Father Aoshi put a restraining hand on her shoulder. I could almost see the headache. The poor man, so much trash from the nonsensical youth. His poor, refined brain couldn't handle it!

'Thank God, or his minion actually.' Battousai sighed in relief. Could you call a priest a minion?

By then Miss Misao had noticed Sano. She gave him an odd look.

"Are those Kenshin's? Why is he wearing Kenshin's clothing?" Ah how cute, a puzzled weasel. Rather than curious I think I would have been running. Sigh. Too late now, this little town sucked me in.

"Never mind that. The roosterhead was being himself, as usual. Lead on."

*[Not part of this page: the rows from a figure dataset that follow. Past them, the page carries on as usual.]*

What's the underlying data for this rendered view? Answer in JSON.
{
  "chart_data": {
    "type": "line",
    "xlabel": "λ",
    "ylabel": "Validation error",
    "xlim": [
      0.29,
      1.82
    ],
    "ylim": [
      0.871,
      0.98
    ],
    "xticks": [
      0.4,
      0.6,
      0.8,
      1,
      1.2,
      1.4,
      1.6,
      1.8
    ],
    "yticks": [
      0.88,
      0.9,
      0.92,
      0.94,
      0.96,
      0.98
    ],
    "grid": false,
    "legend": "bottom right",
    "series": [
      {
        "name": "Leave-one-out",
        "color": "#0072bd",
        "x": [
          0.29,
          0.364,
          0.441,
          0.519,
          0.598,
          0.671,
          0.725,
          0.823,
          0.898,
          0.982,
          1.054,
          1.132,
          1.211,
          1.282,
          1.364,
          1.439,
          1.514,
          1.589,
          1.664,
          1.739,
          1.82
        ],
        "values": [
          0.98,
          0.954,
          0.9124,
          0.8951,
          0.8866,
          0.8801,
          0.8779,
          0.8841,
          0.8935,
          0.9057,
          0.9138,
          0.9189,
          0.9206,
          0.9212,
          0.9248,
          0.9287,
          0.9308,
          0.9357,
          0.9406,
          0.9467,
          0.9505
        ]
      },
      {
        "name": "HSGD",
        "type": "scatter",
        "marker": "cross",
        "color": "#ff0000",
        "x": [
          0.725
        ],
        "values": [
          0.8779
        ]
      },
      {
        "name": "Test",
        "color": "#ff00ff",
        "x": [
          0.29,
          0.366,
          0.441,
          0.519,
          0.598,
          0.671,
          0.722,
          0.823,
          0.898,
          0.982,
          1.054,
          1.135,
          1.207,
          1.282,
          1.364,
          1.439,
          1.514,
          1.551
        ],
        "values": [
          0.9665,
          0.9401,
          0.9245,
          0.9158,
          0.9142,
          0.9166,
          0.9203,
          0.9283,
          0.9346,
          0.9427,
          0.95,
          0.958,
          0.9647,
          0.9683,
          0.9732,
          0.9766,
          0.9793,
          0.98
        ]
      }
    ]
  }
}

A/N: Was that a long delay or what? So sorry people! Long story short: No computer time. But now I'm rocking, or close enough. I have a few more ideas thanks to my brother and a tentative ending planned. I know! An ending, imagine... I can't *hangs head* It goes on forever and ever. Next chapter will feature Sano, Misao, and Yahiko... the latter thrown in because I "ignore" him to much >:)

Reviewers:

The Weird One2: It's a very impolite term probably worthy of Sano. Laughing My F-ing Ass Off. Throat, and oh yes I know. Death to the flu bugs!

Fyyrrose: O.o;;; since I often go to bed before you I wouldn't think that was a problem. And I decided that's not an even trade because I really don't care if you kill her, while I do care if I kill Kaoru. And it's not that I have qualms about killing a character O__O;; How many have I knocked off/planning to offed? And I cause no trouble! I just have too many fics. It did, until I opened my big mouth! Grr.

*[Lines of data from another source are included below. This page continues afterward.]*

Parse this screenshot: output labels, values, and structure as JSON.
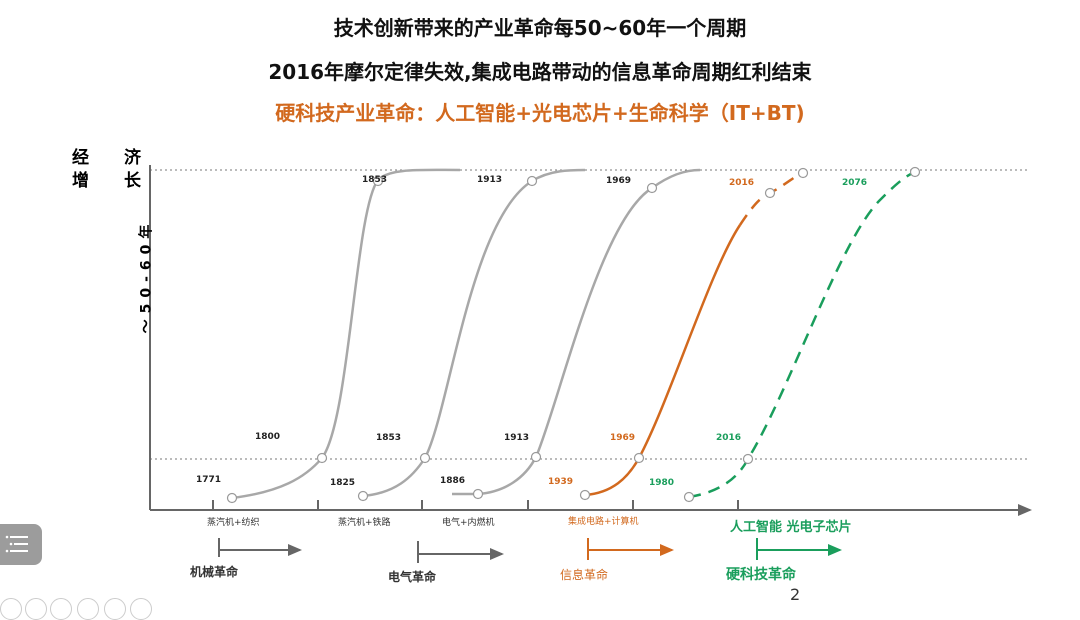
{
  "titles": {
    "line1": "技术创新带来的产业革命每50~60年一个周期",
    "line2": "2016年摩尔定律失效,集成电路带动的信息革命周期红利结束",
    "line3": "硬科技产业革命：人工智能+光电芯片+生命科学（IT+BT)"
  },
  "y_axis": {
    "c1": "经",
    "c2": "济",
    "c3": "增",
    "c4": "长",
    "period": "～50-60年"
  },
  "years_top": {
    "a": "1853",
    "b": "1913",
    "c": "1969",
    "d": "2016",
    "e": "2076"
  },
  "years_mid": {
    "a": "1800",
    "b": "1853",
    "c": "1913",
    "d": "1969",
    "e": "2016"
  },
  "years_low": {
    "a": "1771",
    "b": "1825",
    "c": "1886",
    "d": "1939",
    "e": "1980"
  },
  "tech": {
    "a": "蒸汽机+纺织",
    "b": "蒸汽机+铁路",
    "c": "电气+内燃机",
    "d": "集成电路+计算机",
    "e": "人工智能 光电子芯片"
  },
  "revolutions": {
    "a": "机械革命",
    "b": "电气革命",
    "c": "信息革命",
    "d": "硬科技革命"
  },
  "page_number": "2",
  "colors": {
    "orange": "#d2691e",
    "green": "#1a9e5c",
    "gray": "#a8a8a8"
  }
}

Nigihayami Haruko: Yes, jump his bones. He would have loved to have been getting it on LOL too bad for him. I may use that later, but it's a bit cliche.

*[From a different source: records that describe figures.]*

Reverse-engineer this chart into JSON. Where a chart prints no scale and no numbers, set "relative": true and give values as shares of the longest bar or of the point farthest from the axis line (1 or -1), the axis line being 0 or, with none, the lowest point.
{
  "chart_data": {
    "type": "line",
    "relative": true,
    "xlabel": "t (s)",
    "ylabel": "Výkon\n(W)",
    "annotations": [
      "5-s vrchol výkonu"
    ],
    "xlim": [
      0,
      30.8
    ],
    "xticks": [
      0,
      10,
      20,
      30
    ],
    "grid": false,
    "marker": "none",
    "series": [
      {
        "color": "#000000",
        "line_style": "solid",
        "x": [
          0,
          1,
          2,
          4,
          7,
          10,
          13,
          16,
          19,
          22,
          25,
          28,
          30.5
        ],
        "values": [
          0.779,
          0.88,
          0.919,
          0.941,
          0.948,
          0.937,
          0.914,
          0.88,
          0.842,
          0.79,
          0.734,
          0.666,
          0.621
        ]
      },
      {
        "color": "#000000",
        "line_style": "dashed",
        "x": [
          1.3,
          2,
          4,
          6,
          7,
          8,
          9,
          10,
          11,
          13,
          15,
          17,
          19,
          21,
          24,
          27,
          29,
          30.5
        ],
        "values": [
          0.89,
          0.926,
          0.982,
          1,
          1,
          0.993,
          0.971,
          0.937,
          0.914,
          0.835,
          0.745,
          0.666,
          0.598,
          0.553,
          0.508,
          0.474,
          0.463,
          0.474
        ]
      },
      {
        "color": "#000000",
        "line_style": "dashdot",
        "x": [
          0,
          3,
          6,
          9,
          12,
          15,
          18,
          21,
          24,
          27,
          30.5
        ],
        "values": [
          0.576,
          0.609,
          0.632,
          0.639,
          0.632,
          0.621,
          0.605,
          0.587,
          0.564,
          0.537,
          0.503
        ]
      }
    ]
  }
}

MissBehavin: I can see that, good thing he wasn't listening in! Not to mention he doesn't want Kenshin to stay.

Wistful-Eyes: Just a bit of my know a little bit of everything tossed in there randomly. I don't laugh out loud much either although this story I read last night cracked me up because Saitoh was being a smartass and Misao wanted to kill him and Aoshi was like -__- go away saitoh. Anyway, you're not weird. And believe it or not, my family would like to put me on anti-depressants. >:) I have more cracks on Misao's weasel-status, since I've already taken a few at Kaoru.

Houndingwolf: No, traditional works, it convayes the point. Unless you feel you have to be more creative. Wolf's Blood is a Saitoh/Tokio story I read about a month back: ?storyid=88452. I didn't read it on FF, but I dug it up for you ;) just don't read it if you like happy endings or want humor (we-ll I found it funny, but I find everything funny).

Seasonal Charm Reviewers:

eriesalia: Excommunication! (kicked out). *considers the possiblities for an instant* X_X Maybe my imagination is too good! Sano's such a moron sometimes, but that's why we all love him.

Fyyrrose: You were tripping, that's all there is to it. I kept it because you generally keep mine O__O; Were you expection otherwise? You've made it very clear you hate Kaoru and wish her dead. Sou and Hiko, the posts of sanity, I see. As for what I would do without you... The Golden Persimmon! Mwahaha.

MissBehavin: Yes, he must be killed. She got tired of him, just like I get tired of my bro. You can only put up with so much crap. And I have no qualms about killing off characters >:) but since this is supposed to be light humor... :(

Wistful-Eyes: LMAO, oh yes, Kenshin the hentai. Well, people don't generally think things of me that are there. Besides, despite the thoughts that Kenny is a God, he's really just a man, ne? I'm sure Aoshi and Saitoh were having thoughts too O.o;;; You and fyyrrose, I thought she was going to try to edit that last part out!